Sendo sincero, a vida ganha leveza... É jogar limpo consigo mesmo, sem usar a trapaça como proteção contra a dor que o sincero aparenta querer causar. Veja bem: não se trata de imposição de opiniões, tampouco revela um desejo aristocrático de afirmar-se a todo custo. É mais, muito mais que simplesmente "causar" desconforto - ele já está alojado antes da pronúncia do primeiro verbo direto-indireto. Trata-se da finalização digestiva para continuar a alimentar-se de possíveis.

Não é a sinceridade que é rude. Não se leve, caro leitor, pela opinião dos hipócritas. A rudeza está em confundir inocência com ingenuidade; em banalizar o coração do outro só porque não vem acompanhado de bola de cristal. É rude quando o não dito parece que foi dito - tudo se resolve no intervalo da autoridade polarizada do discurso: palavra que se torna monólogo, fonemas que trombam com imagens no espelho, mas que ecoam no semblante de quem não as replicou. Calou-se. Silêncio que absolutiza apenas incógnitas. Aí a palavra torna-se coisa mal feita, porque é uma oportunidade que desoportuniza - vale só para um.

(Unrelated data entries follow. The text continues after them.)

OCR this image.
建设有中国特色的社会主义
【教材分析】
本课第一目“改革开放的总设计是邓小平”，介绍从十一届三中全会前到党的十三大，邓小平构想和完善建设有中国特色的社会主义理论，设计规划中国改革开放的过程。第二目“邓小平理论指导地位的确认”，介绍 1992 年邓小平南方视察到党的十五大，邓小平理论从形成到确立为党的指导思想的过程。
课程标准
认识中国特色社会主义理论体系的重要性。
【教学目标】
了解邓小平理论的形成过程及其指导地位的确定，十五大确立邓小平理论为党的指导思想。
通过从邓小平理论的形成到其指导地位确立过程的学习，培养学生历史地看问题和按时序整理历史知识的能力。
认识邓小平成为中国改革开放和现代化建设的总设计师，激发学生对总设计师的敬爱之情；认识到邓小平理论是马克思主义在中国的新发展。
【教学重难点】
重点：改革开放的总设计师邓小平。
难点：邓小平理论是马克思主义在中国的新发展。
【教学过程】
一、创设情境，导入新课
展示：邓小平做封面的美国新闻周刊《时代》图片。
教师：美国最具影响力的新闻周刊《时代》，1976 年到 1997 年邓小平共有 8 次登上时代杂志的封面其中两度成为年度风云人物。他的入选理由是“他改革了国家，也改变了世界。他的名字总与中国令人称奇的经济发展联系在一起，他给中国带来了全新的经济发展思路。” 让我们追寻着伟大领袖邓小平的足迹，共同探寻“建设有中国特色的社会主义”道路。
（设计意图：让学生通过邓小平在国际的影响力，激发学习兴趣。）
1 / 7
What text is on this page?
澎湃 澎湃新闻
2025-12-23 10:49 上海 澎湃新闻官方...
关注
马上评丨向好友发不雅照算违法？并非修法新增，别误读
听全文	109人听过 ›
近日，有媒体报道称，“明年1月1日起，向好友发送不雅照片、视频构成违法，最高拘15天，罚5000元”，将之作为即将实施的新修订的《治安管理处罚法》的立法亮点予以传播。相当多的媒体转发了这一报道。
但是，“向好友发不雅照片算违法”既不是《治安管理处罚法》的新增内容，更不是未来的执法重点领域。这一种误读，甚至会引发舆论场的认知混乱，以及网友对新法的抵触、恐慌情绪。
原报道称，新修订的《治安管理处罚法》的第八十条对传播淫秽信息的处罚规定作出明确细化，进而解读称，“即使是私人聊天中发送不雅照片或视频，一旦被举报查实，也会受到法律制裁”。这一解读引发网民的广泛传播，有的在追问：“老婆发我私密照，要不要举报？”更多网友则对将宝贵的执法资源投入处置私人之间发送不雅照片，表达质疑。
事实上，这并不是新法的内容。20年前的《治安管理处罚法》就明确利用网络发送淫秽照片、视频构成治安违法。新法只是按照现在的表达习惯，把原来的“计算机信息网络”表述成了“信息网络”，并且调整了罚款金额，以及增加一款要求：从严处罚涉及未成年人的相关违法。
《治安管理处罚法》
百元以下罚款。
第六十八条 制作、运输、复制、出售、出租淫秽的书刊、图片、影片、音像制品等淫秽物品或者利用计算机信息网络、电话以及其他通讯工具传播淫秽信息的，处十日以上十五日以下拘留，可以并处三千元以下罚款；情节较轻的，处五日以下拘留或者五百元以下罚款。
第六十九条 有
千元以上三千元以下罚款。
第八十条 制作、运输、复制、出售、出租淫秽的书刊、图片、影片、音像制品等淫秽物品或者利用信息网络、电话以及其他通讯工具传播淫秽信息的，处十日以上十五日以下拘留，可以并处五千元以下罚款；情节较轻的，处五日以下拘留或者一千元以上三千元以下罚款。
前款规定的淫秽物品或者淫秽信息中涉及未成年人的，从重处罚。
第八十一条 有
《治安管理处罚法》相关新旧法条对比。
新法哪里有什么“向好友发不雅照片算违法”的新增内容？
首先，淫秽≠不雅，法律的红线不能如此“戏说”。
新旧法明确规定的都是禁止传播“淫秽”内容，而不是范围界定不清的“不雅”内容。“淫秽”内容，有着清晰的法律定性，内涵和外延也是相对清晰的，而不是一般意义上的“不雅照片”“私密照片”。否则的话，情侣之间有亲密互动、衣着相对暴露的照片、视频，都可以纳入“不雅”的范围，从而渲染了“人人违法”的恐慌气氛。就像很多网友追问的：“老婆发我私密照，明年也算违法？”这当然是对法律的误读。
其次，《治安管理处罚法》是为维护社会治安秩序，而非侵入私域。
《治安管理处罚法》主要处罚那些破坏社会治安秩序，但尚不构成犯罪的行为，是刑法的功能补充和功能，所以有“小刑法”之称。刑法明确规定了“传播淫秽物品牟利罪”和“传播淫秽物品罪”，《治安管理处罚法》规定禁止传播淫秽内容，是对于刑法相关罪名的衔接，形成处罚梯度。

Sinceridade sensibiliza a vida para a alegria, para a plasticidade do moldar-se constantemente. Somos feito de terra, mas não somos máteria prima queimada no forno... Somos humanos expostos à adversidade do tempo natural. Humanos que se tornam cacos, caricaturas de si quando somente são respeitados como artefatos para bajulação e paliativos de um entretenimento vil, de um conhecimento para colecionadores de paixões sem sentido (sensível, porém, embriagado de silêncio)...

Rir de si: sim, alegria que acha graça em desenganos. É querer amanhã, montar quebra cabeça que sempre falta a última peça. E o que colocar no lugar do espaço vazio? Nada. Deixar à revelia do tempo? Não. Basta simplesmente deixa-lo assim, aberto para tudo o que puder se encaixar...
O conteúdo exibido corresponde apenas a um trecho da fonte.